# Having the right tool.



## Jezcruzen (Oct 21, 2008)

I can't begin to tell you how many times I tried to "make do" or improvise with an inappropriate tool when doing a job here at home. I'm sure anyone within ear shot heard some new words  when screws were stripped, wood gouged, glass broke, or skin from my knuckles disappeared.

You got a job that requires a special tool, it doesn't matter if you only have to do a job like that once a year... have that tool! I learned that lesson the hard way many times.

I'm currently replacing the interior doors in the house. The old louon (sp) doors look like Fido's butt, and its time for them to GO. The six-panel replacement doors need to be sized since this is an older home and not much is plumb - Skill saw w/lazer. I need some way to secure the new door while I'm working on it - Jaw Horse. The door edges have to be inlet for the hinges - Bosh plunge router. Wow! Doing work like this can actually be FUN, I discovered. Not like the old days when I would have been attempting to make do, or maybe wouldn't have attempted the job, anyway. 

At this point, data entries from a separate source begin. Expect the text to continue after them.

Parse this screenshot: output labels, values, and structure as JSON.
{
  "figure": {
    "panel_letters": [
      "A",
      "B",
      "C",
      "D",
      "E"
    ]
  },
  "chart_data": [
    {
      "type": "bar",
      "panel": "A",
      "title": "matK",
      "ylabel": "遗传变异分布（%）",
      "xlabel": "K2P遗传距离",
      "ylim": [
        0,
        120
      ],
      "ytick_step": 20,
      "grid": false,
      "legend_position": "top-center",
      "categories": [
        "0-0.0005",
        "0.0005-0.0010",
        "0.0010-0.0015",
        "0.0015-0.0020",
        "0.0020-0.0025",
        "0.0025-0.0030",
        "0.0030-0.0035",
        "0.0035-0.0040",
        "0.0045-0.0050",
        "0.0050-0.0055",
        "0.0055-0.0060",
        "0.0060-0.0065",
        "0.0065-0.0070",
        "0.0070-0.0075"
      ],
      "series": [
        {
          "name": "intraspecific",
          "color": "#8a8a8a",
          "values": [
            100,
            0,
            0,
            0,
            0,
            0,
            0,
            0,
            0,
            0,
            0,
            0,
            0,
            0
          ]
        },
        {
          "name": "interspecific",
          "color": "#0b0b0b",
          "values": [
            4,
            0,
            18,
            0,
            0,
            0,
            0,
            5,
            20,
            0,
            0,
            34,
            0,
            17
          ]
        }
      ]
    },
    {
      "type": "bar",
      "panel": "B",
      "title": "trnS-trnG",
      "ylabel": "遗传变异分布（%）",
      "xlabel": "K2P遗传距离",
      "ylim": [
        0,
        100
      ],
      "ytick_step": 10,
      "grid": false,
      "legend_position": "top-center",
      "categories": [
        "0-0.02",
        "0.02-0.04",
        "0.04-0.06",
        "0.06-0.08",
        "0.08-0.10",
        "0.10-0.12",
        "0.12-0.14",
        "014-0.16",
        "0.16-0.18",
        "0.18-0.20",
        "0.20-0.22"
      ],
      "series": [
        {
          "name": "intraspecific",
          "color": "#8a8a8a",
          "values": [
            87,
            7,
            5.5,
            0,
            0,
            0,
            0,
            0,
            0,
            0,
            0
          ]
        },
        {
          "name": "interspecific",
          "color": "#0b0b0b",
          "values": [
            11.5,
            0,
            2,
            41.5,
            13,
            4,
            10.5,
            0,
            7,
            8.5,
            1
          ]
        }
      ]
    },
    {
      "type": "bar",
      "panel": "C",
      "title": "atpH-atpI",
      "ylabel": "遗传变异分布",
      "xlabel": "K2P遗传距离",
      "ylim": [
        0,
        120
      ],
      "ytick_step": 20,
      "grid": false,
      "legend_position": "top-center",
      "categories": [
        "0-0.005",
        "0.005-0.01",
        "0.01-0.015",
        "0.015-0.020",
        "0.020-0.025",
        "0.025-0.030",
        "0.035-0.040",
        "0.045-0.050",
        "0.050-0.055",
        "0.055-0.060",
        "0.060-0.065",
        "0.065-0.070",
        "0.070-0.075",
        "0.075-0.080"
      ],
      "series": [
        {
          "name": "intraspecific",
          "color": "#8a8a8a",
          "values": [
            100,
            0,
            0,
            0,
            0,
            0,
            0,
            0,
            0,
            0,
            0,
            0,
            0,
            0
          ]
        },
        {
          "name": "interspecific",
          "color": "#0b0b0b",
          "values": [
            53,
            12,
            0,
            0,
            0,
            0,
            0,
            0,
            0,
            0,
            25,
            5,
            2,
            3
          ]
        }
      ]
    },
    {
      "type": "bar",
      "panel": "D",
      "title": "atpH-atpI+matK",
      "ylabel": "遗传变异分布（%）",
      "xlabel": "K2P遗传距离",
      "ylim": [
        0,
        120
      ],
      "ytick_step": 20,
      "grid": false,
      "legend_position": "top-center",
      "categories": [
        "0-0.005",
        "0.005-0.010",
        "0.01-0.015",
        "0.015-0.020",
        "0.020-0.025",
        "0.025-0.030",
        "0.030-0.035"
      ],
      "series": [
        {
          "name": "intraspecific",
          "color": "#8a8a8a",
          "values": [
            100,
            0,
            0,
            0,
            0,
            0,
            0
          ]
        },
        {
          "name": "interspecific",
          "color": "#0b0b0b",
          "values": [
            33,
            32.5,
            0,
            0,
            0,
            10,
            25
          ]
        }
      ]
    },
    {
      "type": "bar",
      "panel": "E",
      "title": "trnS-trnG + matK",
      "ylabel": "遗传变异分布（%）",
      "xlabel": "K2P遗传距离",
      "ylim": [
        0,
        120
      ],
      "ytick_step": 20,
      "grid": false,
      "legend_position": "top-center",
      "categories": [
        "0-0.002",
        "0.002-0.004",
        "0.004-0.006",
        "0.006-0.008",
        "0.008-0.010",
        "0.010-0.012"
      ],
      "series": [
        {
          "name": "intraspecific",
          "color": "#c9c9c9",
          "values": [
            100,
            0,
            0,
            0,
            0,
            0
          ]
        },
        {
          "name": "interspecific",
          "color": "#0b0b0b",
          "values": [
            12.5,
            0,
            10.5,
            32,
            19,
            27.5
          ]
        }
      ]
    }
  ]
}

The right tool for the job. Its keeps my BP at a safe level!


----------



## ZoomZoom (Dec 18, 2009)

I agree with a caveat. It's good to know how to "git-r-done" with alternatives. Sometimes I find myself having to get creative.

Speaking of creative, consider saving some of those old doors you're pulling out. Sitting on a couple sawhorses, they make a nice, light (although light duty) work bench. E.g. When canning, due to the heat and space needed, we do it in the garage with the big cookers right outside the door. Take a couple sawhorses, a door and a plastic tablecloth and you have a nice size work area for loading your jars. _We have 4 people in 4 stations around that table in an assembly line fashion. Works perfectly. _When we're done for the day, stack the sawhorses and door against the garage wall so it's ready for the next time (a few days later).


----------